The rest of the elders, not involved in the political disarray, live beyond care for today. They dread the day that follows, and after years of endurance and fortitude, their dismal faces radiate no more. They lay down in the dumps, desolate, any trace of anticipation they had had evaporated. Days they spend wandering aimlessly with one thing on their mind – Qat – and a bottle of water to quench their thirst. The same routine is exercised cyclically without cessation.
Thanks to the benevolent Somali women. The once social nonentities are now the pride and joy. Their homes, full of waifs and strays, serve as sanctuaries for the poor and dispossessed. Relentlessly they support young and old, rationing the supplies if need be. Thanks to their unremittingly labours, many now survive. From the break of dawn they work diligently supporting entire lineages by the sweat of their brows; selling with much dexterity anything they could find. By night they take a breather, and demurely await their husband’s arrival just to get hauled over the coals for the slightest inaccuracy. Oh! How magnanimous they are to put up with their ne’er-do-well husbands!

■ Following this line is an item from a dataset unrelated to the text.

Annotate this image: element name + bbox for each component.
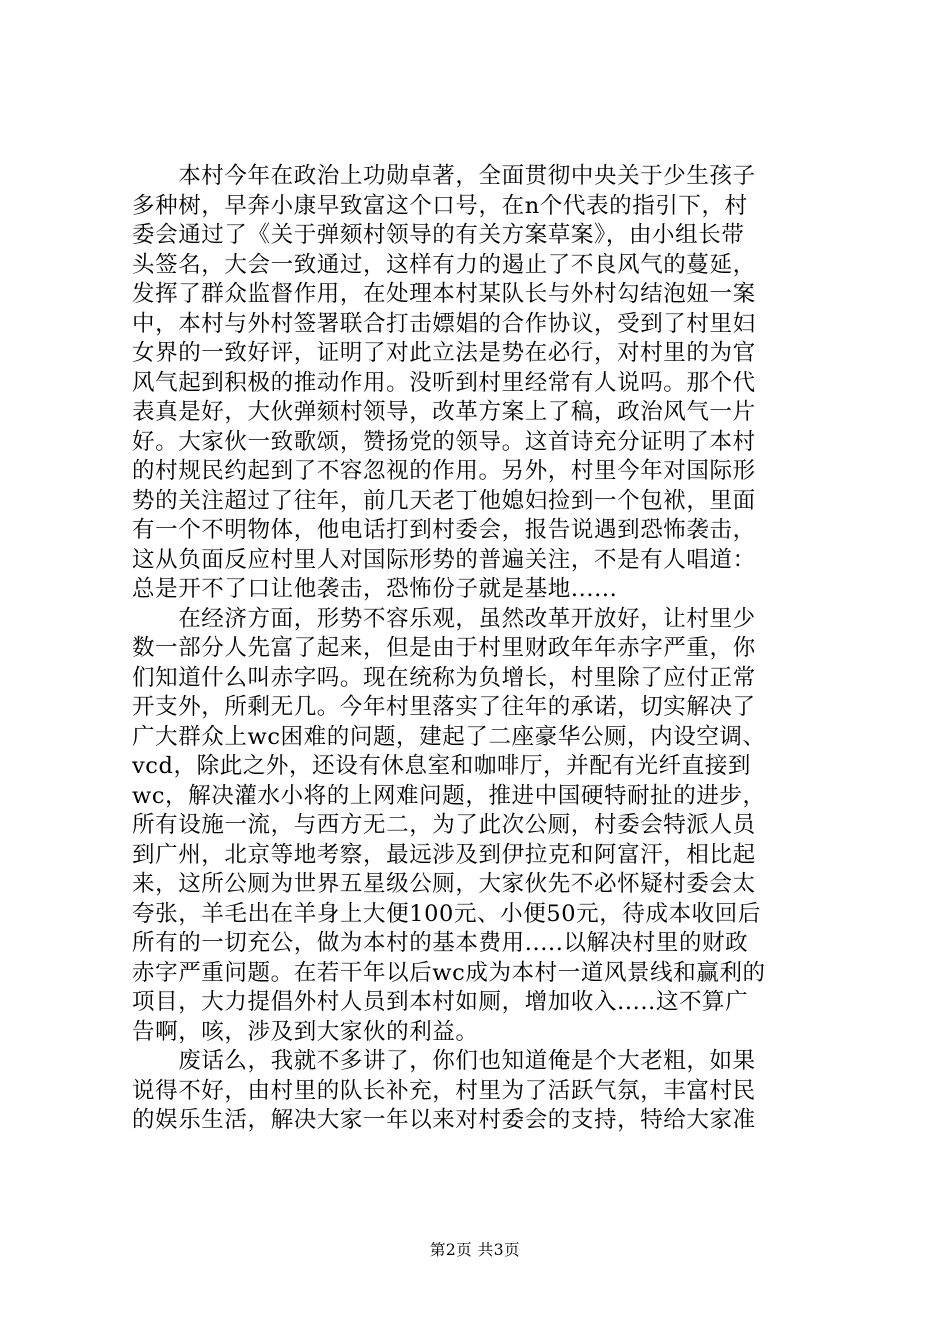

It’s quite disheartening how the Qabiil Syndrome has got us by the short and curlies and with majority of the population in Somalia being illiterate, there is little to expect of them. So, we have the Somalis in Diaspora who, regrettably, have no nostalgic sentiments. “Somalia can never be” they proclaim wistfully and leave her to lament her sorry states alone! They expect their seniors back home to amend the state of affairs and resolve their issues. With the waning distance, they lose touch with every intrinsic quality, faith and culture they had while the Nomads in Somalia turn a sympathetic eye towards the ones in Western countries “Qurbaha” and plead for them to save them from the self-destruction. Their youth spent on selfish desires, deludes them from reality and cocoons them from unpleasant imagery. There they dwell despondently with the notion that a better future lies ahead of them. They laze and lounge, graze (Qat) and grouch constantly. Their families lost amidst all this upheaval and perplexity, and then they wonder why even their partners often abscond from them!
What our elders have yet to learn is that wars have no happy endings; always cruel and catastrophic. Whether a winner or a loser, expect no glad tidings, no immortal kisses, no heaps of welcomes await you! Ileen Odayaashu waxaysan garaneyn, Dagaal wiil kuma dhashee, wiil baa ku dhinta!
As for the warlords, despair not, Somaliyeey, despair not! Tyrants and murderers always fall; and so they will!